This repo contains performance and resource for the building blocks of fpgaConvNet, a Streaming Architecture-based Convolutional Neural Network (CNN) acceleration toolflow, which maps CNN models to FPGAs. The building blocks are implemented in hardware in the fpgaconvnet-hls repository. These models are used in conjunction with samo, a Streaming Architecture optimiser, where there are instructions for performing optimisation.
The following programs are required:
python (>=3.7)
To install this package, run from this directory the following:
python -m pip install fpgaconvnet-model
This repo can be used to get performance and resource estimates for different hardware configurations. To start, the desired network will need to be parsed into fpgaConvNet's representation.

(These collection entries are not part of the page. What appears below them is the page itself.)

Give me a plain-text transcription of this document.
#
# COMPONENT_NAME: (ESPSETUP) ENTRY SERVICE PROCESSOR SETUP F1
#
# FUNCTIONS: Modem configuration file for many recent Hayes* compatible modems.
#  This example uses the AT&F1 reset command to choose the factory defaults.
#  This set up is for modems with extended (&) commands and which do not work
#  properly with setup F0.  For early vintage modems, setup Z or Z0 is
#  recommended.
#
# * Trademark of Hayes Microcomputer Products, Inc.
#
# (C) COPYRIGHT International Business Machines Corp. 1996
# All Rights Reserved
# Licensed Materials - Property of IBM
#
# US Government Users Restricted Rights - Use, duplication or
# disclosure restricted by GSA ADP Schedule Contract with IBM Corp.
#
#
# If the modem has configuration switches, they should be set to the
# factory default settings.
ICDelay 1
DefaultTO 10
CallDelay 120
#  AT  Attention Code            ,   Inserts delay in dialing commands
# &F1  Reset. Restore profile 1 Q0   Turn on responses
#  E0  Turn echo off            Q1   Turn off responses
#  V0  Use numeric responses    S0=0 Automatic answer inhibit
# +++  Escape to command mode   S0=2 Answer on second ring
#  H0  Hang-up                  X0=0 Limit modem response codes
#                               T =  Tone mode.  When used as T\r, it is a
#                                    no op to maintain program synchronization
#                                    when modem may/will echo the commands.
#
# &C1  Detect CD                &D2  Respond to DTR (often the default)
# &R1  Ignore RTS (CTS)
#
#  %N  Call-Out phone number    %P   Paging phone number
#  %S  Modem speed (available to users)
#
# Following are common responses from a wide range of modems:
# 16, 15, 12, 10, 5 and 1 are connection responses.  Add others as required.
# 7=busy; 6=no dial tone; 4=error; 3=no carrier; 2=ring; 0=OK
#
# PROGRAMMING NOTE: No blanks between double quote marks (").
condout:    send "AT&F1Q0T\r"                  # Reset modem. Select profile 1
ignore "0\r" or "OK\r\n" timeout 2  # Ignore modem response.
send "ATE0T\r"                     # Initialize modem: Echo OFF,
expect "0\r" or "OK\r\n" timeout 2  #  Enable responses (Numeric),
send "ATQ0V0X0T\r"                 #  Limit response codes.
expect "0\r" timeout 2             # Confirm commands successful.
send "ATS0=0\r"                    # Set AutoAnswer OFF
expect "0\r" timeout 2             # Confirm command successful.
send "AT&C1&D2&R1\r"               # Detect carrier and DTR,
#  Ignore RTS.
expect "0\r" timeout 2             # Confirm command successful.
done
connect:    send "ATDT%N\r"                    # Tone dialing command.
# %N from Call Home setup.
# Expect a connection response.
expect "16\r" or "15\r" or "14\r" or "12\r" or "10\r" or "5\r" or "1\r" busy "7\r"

Then a hardware configuration can be loaded, and performance and resource predictions obtained.
from fpgaconvnet.parser import Parser
# initialise network, and load a configuration
parser = Parser(backend="chisel", quant_mode="auto") # use the HLS backend with 16-bit fixed-point quantisation
net = parser.onnx_to_fpgaconvnet("model.onnx") # parse the onnx model
# load existing configuration
net = parser.prototxt_to_fpgaconvnet(net, "config-path.json")
# print performance and resource estimates
print(f"predicted latency (us): {net.get_latency()*1000000}")
print(f"predicted throughput (img/s): {net.get_throughput()} (batch size={net.batch_size})")
print(f"predicted resource usage: {net.partitions[0].get_resource_usage()}")
# visualise the network configuration
net.visualise("image-path.png", mode="png")
# export out the configuration
net.save_all_partitions("config-path.json")
In order to do the CNN to hardware mapping, a model of the hardware is needed. There are four levels of abstraction for the final hardware: modules, layers, partitions and network. At each level of abstraction, there is an associated performance and resource estimate so that the constraints for the optimiser can be obtained.
- Module: These are the basic building blocks of the accelerator. The modules are the following:
- Accum & Accum3D
- Activation3D
- AveragePool & AveragePool3D
- BatchNorm
- Bias & Bias3D
- Concat
- Conv & Conv3D
- EltWise & EltWise3D
- Fork & Fork3D
- Glue & Glue3D
- MaxPool
- Pool & Pool3D
- SlidingWindow & SlidingWindow3D
- Squeeze & Squeeze3D
- Stride
- VectorDot & VectorDot3D
- Layer: Layers are comprised of modules. They have the same functionality of the equivalent layers of the CNN model. The following layers are supported:
- Activation 3D
- AveragePooling & AveragePooling 3D
- Batch Normalization
- Concatenation
- Convolution & Convolution 3D
- Element Wise & Element Wise 3D
- Inner Product & Inner Product 3D
- Pooling & Pooling 3D
- ReLU & ReLU 3D
- Split & Split 3D
- Squeeze & Squeeze 3D
- Partition: Partitions make up a sub-graph of the CNN model network. They are comprised of layers. A single partition fits on an FPGA at a time, and partitions are changed by reconfiguring the FPGA.
- Network: This is the entire CNN model described through hardware. A network contains partitions and information on how to execute them.
Feel free to post an issue if you have any questions or problems!